I should have been clearer.
I wasn’t claiming Eliezer’s point was original, just especially clear and well-argued.
Then again, maybe if I looked into the literature I’d find others making this point in an even clearer and better argued fashion.
Cool, that makes sense.
Some counterarguments are sufficiently strong that they are decisive. These are good examples.
I have read quite a lot of philosophy. Less than academics—I’m currently an undergrad—but my major is philosophy and it’s my primary interest, such that I spend lots of time reading and writing about it.
How long have you been studying philosophy? My views sometimes changed quite radically in grad school: I used to think problem of evil was “decisive”, but now I think multiverse theodicies might work.
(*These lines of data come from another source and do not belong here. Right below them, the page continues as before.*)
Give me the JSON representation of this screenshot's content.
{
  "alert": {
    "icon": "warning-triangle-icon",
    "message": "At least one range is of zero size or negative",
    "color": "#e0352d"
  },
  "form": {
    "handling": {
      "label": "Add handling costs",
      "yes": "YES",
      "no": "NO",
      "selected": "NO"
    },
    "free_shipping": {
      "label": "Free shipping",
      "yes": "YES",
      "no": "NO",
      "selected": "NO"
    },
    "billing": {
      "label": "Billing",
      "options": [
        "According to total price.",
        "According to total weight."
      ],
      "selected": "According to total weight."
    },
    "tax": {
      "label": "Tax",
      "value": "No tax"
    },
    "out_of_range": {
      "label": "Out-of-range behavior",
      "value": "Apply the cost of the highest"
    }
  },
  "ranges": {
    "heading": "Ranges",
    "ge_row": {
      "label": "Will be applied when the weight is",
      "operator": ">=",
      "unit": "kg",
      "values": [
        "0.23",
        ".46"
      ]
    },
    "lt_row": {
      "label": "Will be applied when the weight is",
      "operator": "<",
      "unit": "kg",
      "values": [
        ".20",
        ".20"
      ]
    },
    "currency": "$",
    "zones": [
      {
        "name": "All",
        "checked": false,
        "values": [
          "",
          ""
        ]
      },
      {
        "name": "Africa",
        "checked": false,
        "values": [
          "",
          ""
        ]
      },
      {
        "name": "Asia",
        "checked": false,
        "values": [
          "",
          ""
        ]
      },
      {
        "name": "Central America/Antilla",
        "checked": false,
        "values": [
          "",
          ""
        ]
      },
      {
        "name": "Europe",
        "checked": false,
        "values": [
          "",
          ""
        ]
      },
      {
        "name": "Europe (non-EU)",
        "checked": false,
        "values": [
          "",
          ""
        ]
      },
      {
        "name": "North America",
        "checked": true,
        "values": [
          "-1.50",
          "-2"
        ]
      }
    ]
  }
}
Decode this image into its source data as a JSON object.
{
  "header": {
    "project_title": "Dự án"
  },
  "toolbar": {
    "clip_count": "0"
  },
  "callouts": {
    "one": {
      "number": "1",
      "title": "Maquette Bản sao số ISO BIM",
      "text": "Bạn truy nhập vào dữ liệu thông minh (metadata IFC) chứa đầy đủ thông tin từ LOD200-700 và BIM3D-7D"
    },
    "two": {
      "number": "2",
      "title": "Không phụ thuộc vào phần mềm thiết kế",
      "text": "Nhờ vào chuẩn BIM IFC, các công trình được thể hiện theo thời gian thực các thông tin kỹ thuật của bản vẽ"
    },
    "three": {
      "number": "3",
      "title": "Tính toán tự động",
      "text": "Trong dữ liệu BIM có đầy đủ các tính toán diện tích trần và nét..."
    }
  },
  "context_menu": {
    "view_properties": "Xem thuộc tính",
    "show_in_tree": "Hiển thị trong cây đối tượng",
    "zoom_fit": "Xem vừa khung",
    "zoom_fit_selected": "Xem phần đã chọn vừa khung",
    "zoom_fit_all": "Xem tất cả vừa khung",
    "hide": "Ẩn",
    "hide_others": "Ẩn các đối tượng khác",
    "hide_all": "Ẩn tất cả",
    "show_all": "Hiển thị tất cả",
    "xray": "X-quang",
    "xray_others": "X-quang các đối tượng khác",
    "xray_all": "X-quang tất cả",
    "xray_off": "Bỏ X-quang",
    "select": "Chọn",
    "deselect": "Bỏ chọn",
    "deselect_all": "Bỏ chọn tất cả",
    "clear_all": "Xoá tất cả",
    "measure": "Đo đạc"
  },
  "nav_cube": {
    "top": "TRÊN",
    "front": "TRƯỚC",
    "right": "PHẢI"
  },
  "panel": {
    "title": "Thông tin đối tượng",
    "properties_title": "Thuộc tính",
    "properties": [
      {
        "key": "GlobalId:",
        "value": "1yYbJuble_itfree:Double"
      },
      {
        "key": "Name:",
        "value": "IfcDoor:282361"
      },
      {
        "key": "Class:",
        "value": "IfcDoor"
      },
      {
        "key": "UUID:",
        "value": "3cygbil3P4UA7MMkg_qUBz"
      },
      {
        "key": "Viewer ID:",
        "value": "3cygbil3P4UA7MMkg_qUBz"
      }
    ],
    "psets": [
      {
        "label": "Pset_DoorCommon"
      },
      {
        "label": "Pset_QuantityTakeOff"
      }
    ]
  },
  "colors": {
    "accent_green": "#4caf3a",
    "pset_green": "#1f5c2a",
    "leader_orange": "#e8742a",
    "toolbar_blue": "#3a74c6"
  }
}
I used to think Moore’s proof of the existence of the external world was question-begging garbage as an undergrad, but then I read Scott Soames’ account of its historical significance in grad school one day, and decided, no, actually Moore was totally right, and it’s a deep insight. I used to buy Chalmers’ 2-d zombie argument against [lol I originally idiotically wrote for here] materialism, and then one day at a conference in either my 2nd year of masters or 1st year of PhD, I decided that no, actually, I am now a physicalist. When I was an undergrad, I had idealist sympathies at one point, but now I think idealism is the dumbest view ever.